The .950 JDJ cartridge is a large-bore rifle cartridge developed by J.D. Jones of SSK Industries. Jones is also the noted developer of many other well-known cartridges, such as the Whisper family.
The .950 JDJ is among the world's most-powerful, and largest-caliber, rifle cartridges. Loaded .950 JDJ cartridges are approximately the length of an empty .50 BMG casing (i.e., 4"), and are based on a 20mm Vulcan case shortened and necked down to accept the .950" bullet.Projectiles are custom-made and most commonly weigh 3,600 grains (8.2 ounces, or over half a pound).
As its name implies, rifles chambered for the cartridge have a bore diameter of 0.950", which would normally classify them as Destructive Devices under the 1934 National Firearms Act. However, SSK sought and received a "Sporting Use Exception" to de-regulate the rifles, meaning they can be purchased like any other Title I rifle by a person over age 18 with no felonious criminal record. The rifles themselves, of which only a handful have been made, use McMillan stocks and extraordinarily thick Krieger barrels bearing an 18 lb (8.2 kg) muzzle brake. Overall, depending on options, the rifles weigh between 80 and 110 pounds and are therefore only useful for shooting from a bench rest or heavy bipod. Despite the weight, recoil is significant, and shooters must be sure to choose components (i.e., scopes and bipods) that can handle the abuse. The sheer size and weight of these weapons makes them impractical for hunting use, as they cannot be carried afield. Thus, though impressive, they are largely "range queens"—rifles that are brought to the range for a fun time, but not usually used for hunting or other "more practical" uses. Additionally, the cost of owning and operating such a firearm is beyond most shooters; the rifles cost ~US$8,000, loaded cartridges are $40 each, and the individual lathe-turned bronze bullets are $10 apiece.

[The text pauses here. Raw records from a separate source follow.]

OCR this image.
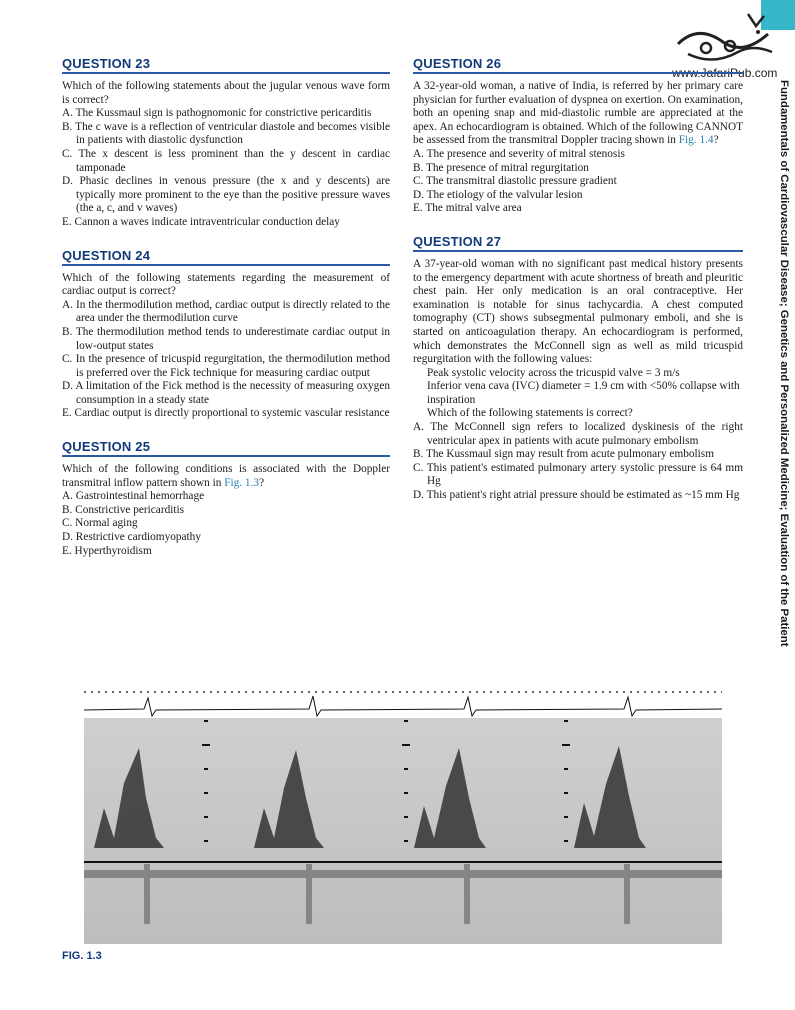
www.JafariPub.com
Fundamentals of Cardiovascular Disease; Genetics and Personalized Medicine; Evaluation of the Patient
QUESTION 23

Which of the following statements about the jugular venous wave form is correct?

A. The Kussmaul sign is pathognomonic for constrictive pericarditis
B. The c wave is a reflection of ventricular diastole and becomes visible in patients with diastolic dysfunction
C. The x descent is less prominent than the y descent in cardiac tamponade
D. Phasic declines in venous pressure (the x and y descents) are typically more prominent to the eye than the positive pressure waves (the a, c, and v waves)
E. Cannon a waves indicate intraventricular conduction delay
QUESTION 24

Which of the following statements regarding the measurement of cardiac output is correct?

A. In the thermodilution method, cardiac output is directly related to the area under the thermodilution curve
B. The thermodilution method tends to underestimate cardiac output in low-output states
C. In the presence of tricuspid regurgitation, the thermodilution method is preferred over the Fick technique for measuring cardiac output
D. A limitation of the Fick method is the necessity of measuring oxygen consumption in a steady state
E. Cardiac output is directly proportional to systemic vascular resistance
QUESTION 25

Which of the following conditions is associated with the Doppler transmitral inflow pattern shown in Fig. 1.3?

A. Gastrointestinal hemorrhage
B. Constrictive pericarditis
C. Normal aging
D. Restrictive cardiomyopathy
E. Hyperthyroidism
QUESTION 26

A 32-year-old woman, a native of India, is referred by her primary care physician for further evaluation of dyspnea on exertion. On examination, both an opening snap and mid-diastolic rumble are appreciated at the apex. An echocardiogram is obtained. Which of the following CANNOT be assessed from the transmitral Doppler tracing shown in Fig. 1.4?

A. The presence and severity of mitral stenosis
B. The presence of mitral regurgitation
C. The transmitral diastolic pressure gradient
D. The etiology of the valvular lesion
E. The mitral valve area
QUESTION 27

A 37-year-old woman with no significant past medical history presents to the emergency department with acute shortness of breath and pleuritic chest pain. Her only medication is an oral contraceptive. Her examination is notable for sinus tachycardia. A chest computed tomography (CT) shows subsegmental pulmonary emboli, and she is started on anticoagulation therapy. An echocardiogram is performed, which demonstrates the McConnell sign as well as mild tricuspid regurgitation with the following values:

Peak systolic velocity across the tricuspid valve = 3 m/s

Inferior vena cava (IVC) diameter = 1.9 cm with <50% collapse with inspiration

Which of the following statements is correct?

A. The McConnell sign refers to localized dyskinesis of the right ventricular apex in patients with acute pulmonary embolism
B. The Kussmaul sign may result from acute pulmonary embolism
C. This patient's estimated pulmonary artery systolic pressure is 64 mm Hg
D. This patient's right atrial pressure should be estimated as ~15 mm Hg
FIG. 1.3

The .950 JDJ has become something of an internet legend, and is frequently cited as an example of a "ridiculously large" cartridge, thanks to its overwhelming ballistic figures. The cartridge drives its aforementioned 3,600 gr (230 g) bullet at approximately 2,200 ft/s (670 m/s). This yields a muzzle energy of 38,685 ft·lbf (52,450 J). For comparison, the 5.56x45 cartridge, used in the M16 rifle, produces approximately 1,200–1,300 ft·lbf. The .308 Winchester, a favorite for hunters and medium-range police/military sniping, produces between 2,000 and 3,000 ft·lbf (4,100 J) depending on the load used. The .950 JDJ produces a colossal amount of energy by comparison. In a 110 lb (50 kg) rifle, this will develop well over 200 ft·lbf (270 J) of free recoil energy if an efficient muzzle brake is not used. This is far beyond the shoulder-firing capacity of nearly all humans, even without considering the difficulty of shouldering such a heavy rifle. Shooting should be done with a heavy "lead sled" or similar shooting rest, and the rifle should not be held to the shoulder unless the shooter is prepared for severe recoil and possible injury. The rifle scope should have significant eye relief to avoid injuring the ocular orbit.